And a video about Burnie in the 50s: https://www.youtube.com/watch?v=XkcFMf8_4uc&t=1119s (paper mill at about 18minutes)

*M spoke glowingly about their landlady in Marine Terrace with her kindness to them and their baby daughter, and said that in later years they were able to help out her daughter who lived at Moorina. That landlady was Mrs Hudson and her daughter was Mrs Burleigh, who was living at Moorina during the same time that Shirley and Tas were there in the early 1950s.

*The man in the photo is Ray Oleary. Absolutely no idea if it’s the right guy (there’s also a Ray Oleary the right sort of age living in SA), but here’s a Tasmanian one who so decidedly didn’t go to Grandma’s wedding that he got himself in the paper doing something else that day!

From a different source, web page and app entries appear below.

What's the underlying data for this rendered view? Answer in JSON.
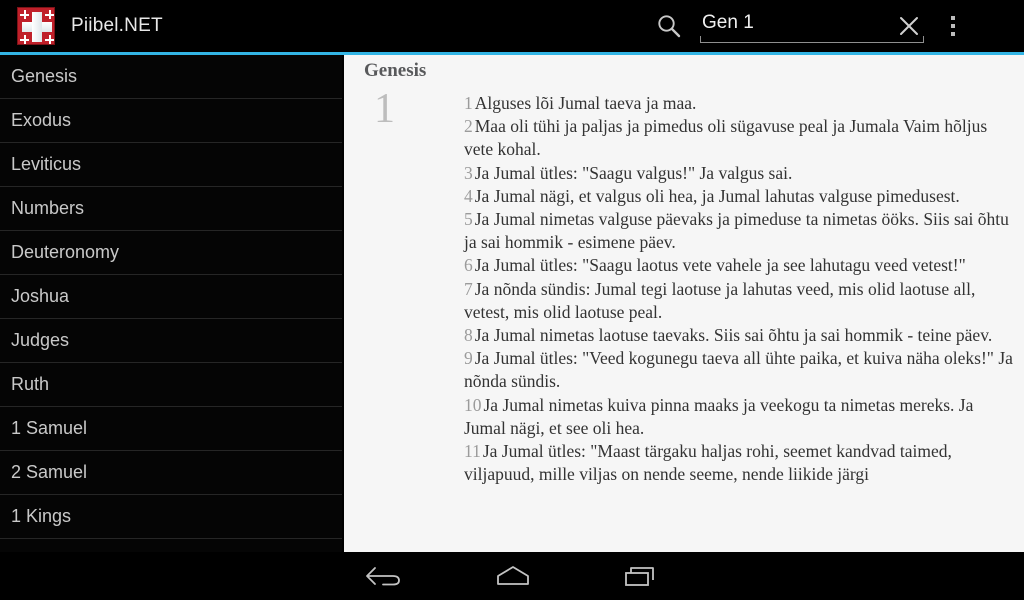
{
  "app": {
    "title": "Piibel.NET",
    "icon_name": "jerusalem-cross-icon",
    "accent_color": "#33b5e5",
    "icon_bg_color": "#c0202a"
  },
  "search": {
    "icon_name": "search-icon",
    "value": "Gen 1",
    "placeholder": "",
    "clear_icon_name": "close-icon",
    "overflow_icon_name": "overflow-menu-icon"
  },
  "sidebar": {
    "items": [
      {
        "label": "Genesis"
      },
      {
        "label": "Exodus"
      },
      {
        "label": "Leviticus"
      },
      {
        "label": "Numbers"
      },
      {
        "label": "Deuteronomy"
      },
      {
        "label": "Joshua"
      },
      {
        "label": "Judges"
      },
      {
        "label": "Ruth"
      },
      {
        "label": "1 Samuel"
      },
      {
        "label": "2 Samuel"
      },
      {
        "label": "1 Kings"
      }
    ]
  },
  "content": {
    "book": "Genesis",
    "chapter": "1",
    "verses": [
      {
        "n": "1",
        "text": "Alguses lõi Jumal taeva ja maa."
      },
      {
        "n": "2",
        "text": "Maa oli tühi ja paljas ja pimedus oli sügavuse peal ja Jumala Vaim hõljus vete kohal."
      },
      {
        "n": "3",
        "text": "Ja Jumal ütles: \"Saagu valgus!\" Ja valgus sai."
      },
      {
        "n": "4",
        "text": "Ja Jumal nägi, et valgus oli hea, ja Jumal lahutas valguse pimedusest."
      },
      {
        "n": "5",
        "text": "Ja Jumal nimetas valguse päevaks ja pimeduse ta nimetas ööks. Siis sai õhtu ja sai hommik - esimene päev."
      },
      {
        "n": "6",
        "text": "Ja Jumal ütles: \"Saagu laotus vete vahele ja see lahutagu veed vetest!\""
      },
      {
        "n": "7",
        "text": "Ja nõnda sündis: Jumal tegi laotuse ja lahutas veed, mis olid laotuse all, vetest, mis olid laotuse peal."
      },
      {
        "n": "8",
        "text": "Ja Jumal nimetas laotuse taevaks. Siis sai õhtu ja sai hommik - teine päev."
      },
      {
        "n": "9",
        "text": "Ja Jumal ütles: \"Veed kogunegu taeva all ühte paika, et kuiva näha oleks!\" Ja nõnda sündis."
      },
      {
        "n": "10",
        "text": "Ja Jumal nimetas kuiva pinna maaks ja veekogu ta nimetas mereks. Ja Jumal nägi, et see oli hea."
      },
      {
        "n": "11",
        "text": "Ja Jumal ütles: \"Maast tärgaku haljas rohi, seemet kandvad taimed, viljapuud, mille viljas on nende seeme, nende liikide järgi"
      }
    ]
  },
  "navbar": {
    "back_label": "Back",
    "home_label": "Home",
    "recent_label": "Recent apps"
  }
}
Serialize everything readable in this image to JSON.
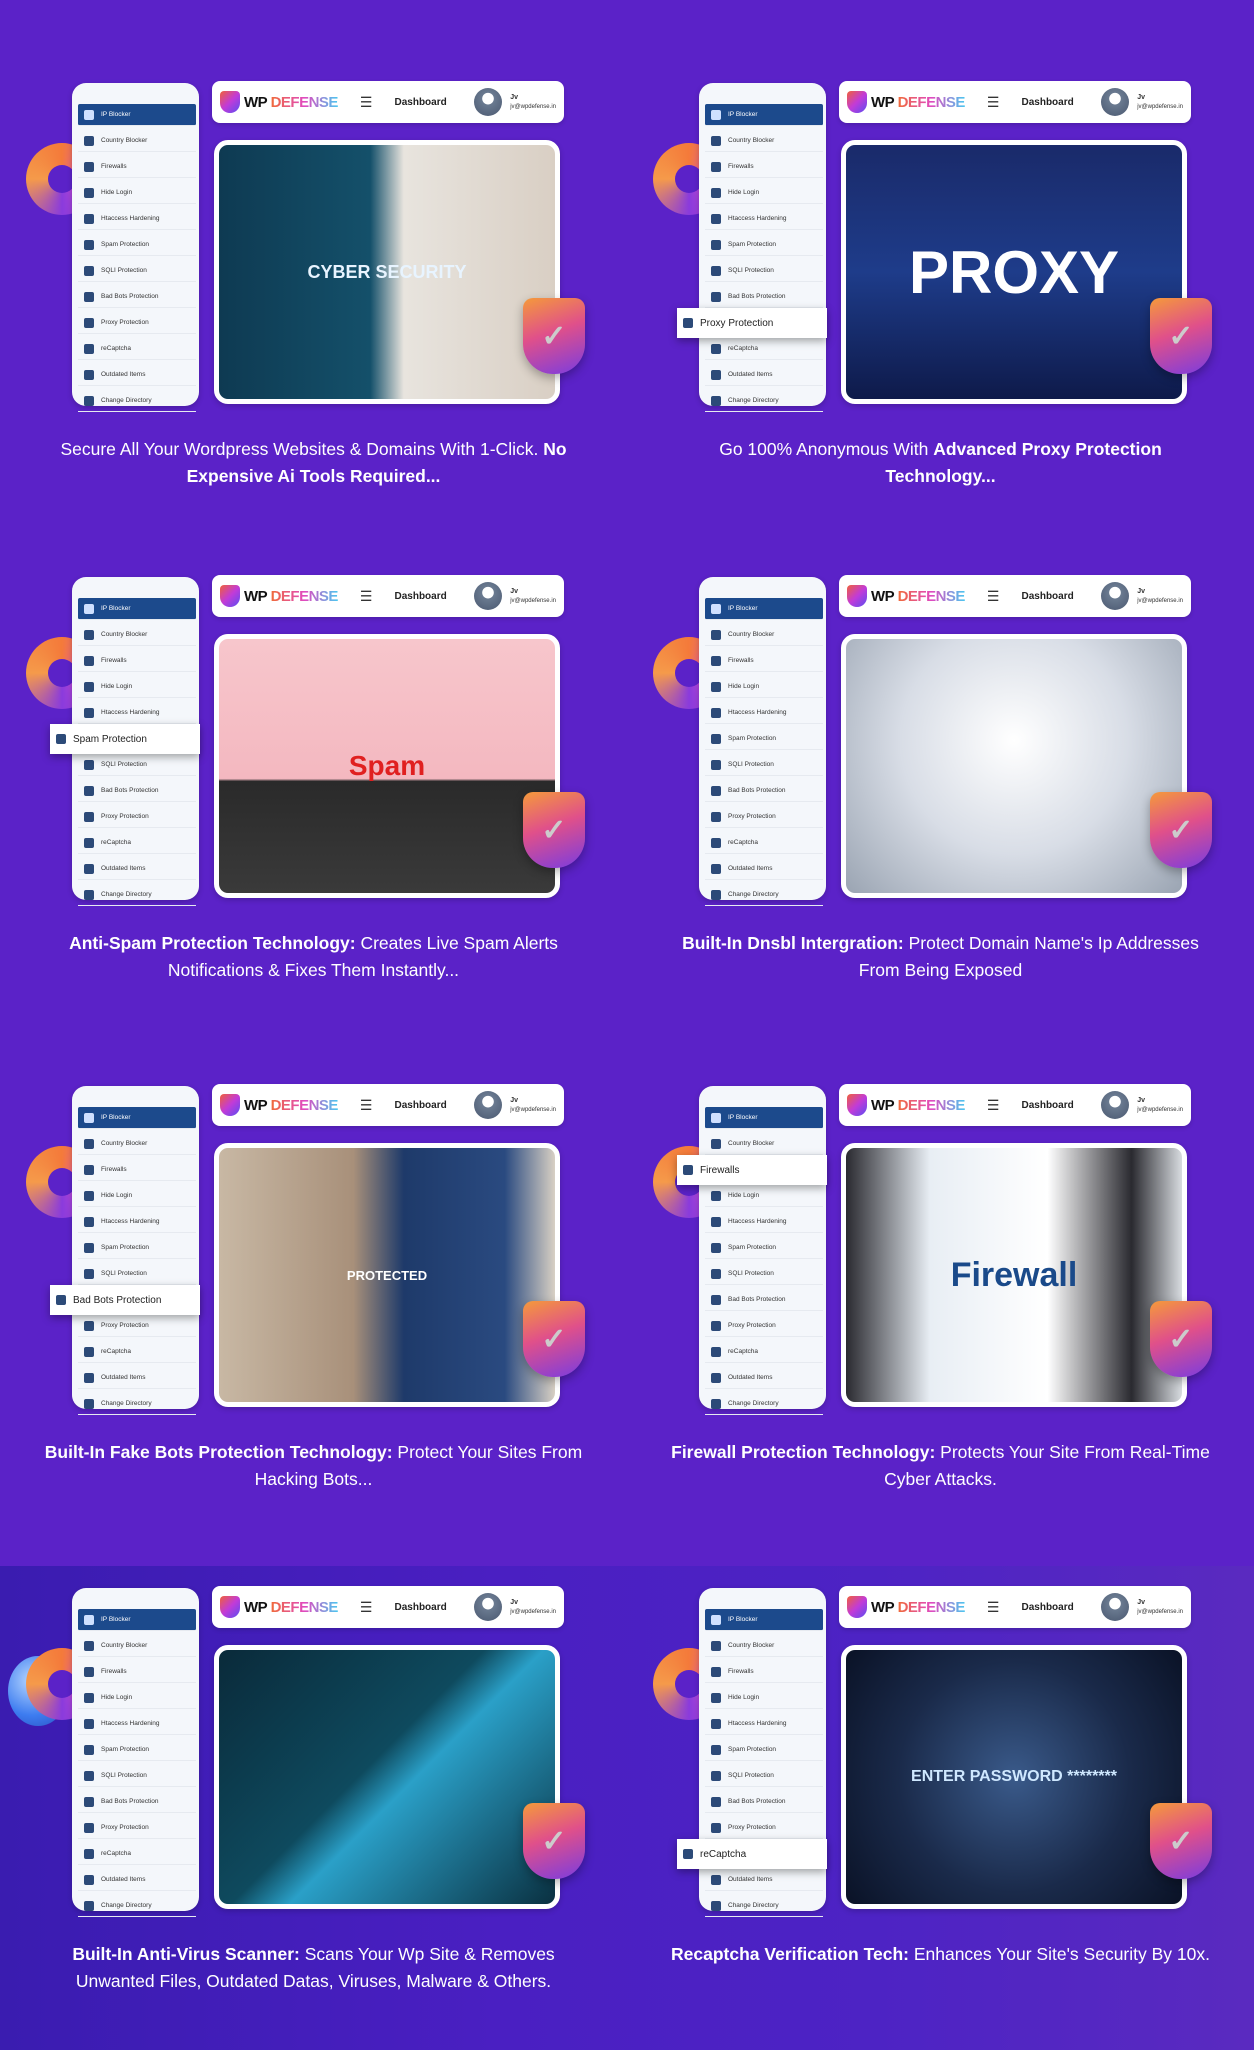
{
  "colors": {
    "background": "#5b22c8",
    "sidebar_active": "#1c4a8c",
    "badge_gradient": [
      "#f59a3a",
      "#e0508a",
      "#7a3ce0"
    ]
  },
  "header": {
    "logo_wp": "WP",
    "logo_defense": "DEFENSE",
    "menu_icon": "hamburger-icon",
    "dashboard_label": "Dashboard",
    "user_name": "Jv",
    "user_email": "jv@wpdefense.in"
  },
  "sidebar_items": [
    {
      "label": "IP Blocker",
      "icon": "ip-blocker-icon"
    },
    {
      "label": "Country Blocker",
      "icon": "country-blocker-icon"
    },
    {
      "label": "Firewalls",
      "icon": "firewall-icon"
    },
    {
      "label": "Hide Login",
      "icon": "hide-login-icon"
    },
    {
      "label": "Htaccess Hardening",
      "icon": "htaccess-icon"
    },
    {
      "label": "Spam Protection",
      "icon": "spam-icon"
    },
    {
      "label": "SQLI Protection",
      "icon": "sqli-icon"
    },
    {
      "label": "Bad Bots Protection",
      "icon": "bad-bots-icon"
    },
    {
      "label": "Proxy Protection",
      "icon": "proxy-icon"
    },
    {
      "label": "reCaptcha",
      "icon": "recaptcha-icon"
    },
    {
      "label": "Outdated Items",
      "icon": "outdated-icon"
    },
    {
      "label": "Change Directory",
      "icon": "change-directory-icon"
    }
  ],
  "cards": [
    {
      "highlight": null,
      "photo_text": "CYBER SECURITY",
      "photo_bg": "linear-gradient(90deg,#0e3a52 0%,#14506a 45%,#e8e4de 55%,#d9cfc4 100%)",
      "photo_color": "#e8f4ff",
      "photo_size": 18,
      "caption": [
        {
          "text": "Secure All Your Wordpress Websites & Domains With 1-Click. ",
          "bold": false
        },
        {
          "text": "No Expensive Ai Tools Required...",
          "bold": true
        }
      ]
    },
    {
      "highlight": 8,
      "photo_text": "PROXY",
      "photo_bg": "linear-gradient(180deg,#1a2a6a,#1e3c8a 50%,#0e1a4a)",
      "photo_color": "#ffffff",
      "photo_size": 60,
      "caption": [
        {
          "text": "Go 100% Anonymous With ",
          "bold": false
        },
        {
          "text": "Advanced Proxy Protection Technology...",
          "bold": true
        }
      ]
    },
    {
      "highlight": 5,
      "photo_text": "Spam",
      "photo_bg": "linear-gradient(180deg,#f7c6cc,#f4b8c0 55%,#2a2a2a 56%,#3a3a3a)",
      "photo_color": "#e02020",
      "photo_size": 28,
      "caption": [
        {
          "text": "Anti-Spam Protection Technology: ",
          "bold": true
        },
        {
          "text": "Creates Live Spam Alerts Notifications & Fixes Them Instantly...",
          "bold": false
        }
      ]
    },
    {
      "highlight": null,
      "photo_text": "",
      "photo_bg": "radial-gradient(circle at 50% 40%,#ffffff,#d8dde6 50%,#9aa4b2)",
      "photo_color": "#ffffff",
      "photo_size": 20,
      "caption": [
        {
          "text": "Built-In Dnsbl Intergration: ",
          "bold": true
        },
        {
          "text": "Protect Domain Name's Ip Addresses From Being Exposed",
          "bold": false
        }
      ]
    },
    {
      "highlight": 7,
      "photo_text": "PROTECTED",
      "photo_bg": "linear-gradient(90deg,#c8b8a4 0%,#a8907a 40%,#1e3a6a 55%,#2a4a80 85%,#d8d0c4 100%)",
      "photo_color": "#ffffff",
      "photo_size": 13,
      "caption": [
        {
          "text": "Built-In Fake Bots Protection Technology: ",
          "bold": true
        },
        {
          "text": "Protect Your Sites From Hacking Bots...",
          "bold": false
        }
      ]
    },
    {
      "highlight": 2,
      "photo_text": "Firewall",
      "photo_bg": "linear-gradient(90deg,#2a2a30 0%,#e8eef4 25%,#ffffff 60%,#2a2a30 85%,#d8dce0 100%)",
      "photo_color": "#1a4a8a",
      "photo_size": 34,
      "caption": [
        {
          "text": "Firewall Protection Technology: ",
          "bold": true
        },
        {
          "text": "Protects Your Site From Real-Time Cyber Attacks.",
          "bold": false
        }
      ]
    },
    {
      "highlight": null,
      "photo_text": "",
      "photo_bg": "linear-gradient(135deg,#0a2a3a,#0e4a5e 45%,#2aa0c8 55%,#0a3040)",
      "photo_color": "#ffffff",
      "photo_size": 20,
      "orb": true,
      "caption": [
        {
          "text": "Built-In Anti-Virus Scanner: ",
          "bold": true
        },
        {
          "text": "Scans Your Wp Site & Removes Unwanted Files, Outdated Datas, Viruses, Malware & Others.",
          "bold": false
        }
      ]
    },
    {
      "highlight": 9,
      "photo_text": "ENTER PASSWORD ********",
      "photo_bg": "radial-gradient(circle at 50% 50%,#3a5a8a,#1a2a4a 55%,#0a1226)",
      "photo_color": "#cfe8ff",
      "photo_size": 16,
      "caption": [
        {
          "text": "Recaptcha Verification Tech: ",
          "bold": true
        },
        {
          "text": "Enhances Your Site's Security By 10x.",
          "bold": false
        }
      ]
    }
  ]
}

Ray ended up marrying Grandma’s friend Beryl Harwood (who she had flown to SA with), in November 1950. Actually, this is probably not fair on Ray, as Grandma and Grandpa’s wedding was in evening of the 5th, so this event he went to that was reported on the 5th, would have happened a day or so earlier.

*”South Burnie” is east of the former mill. There aren’t any house on the waterfront there now, with most of the old houses converted to shops and the beach on the far side of a highway, railway line and six foot fence.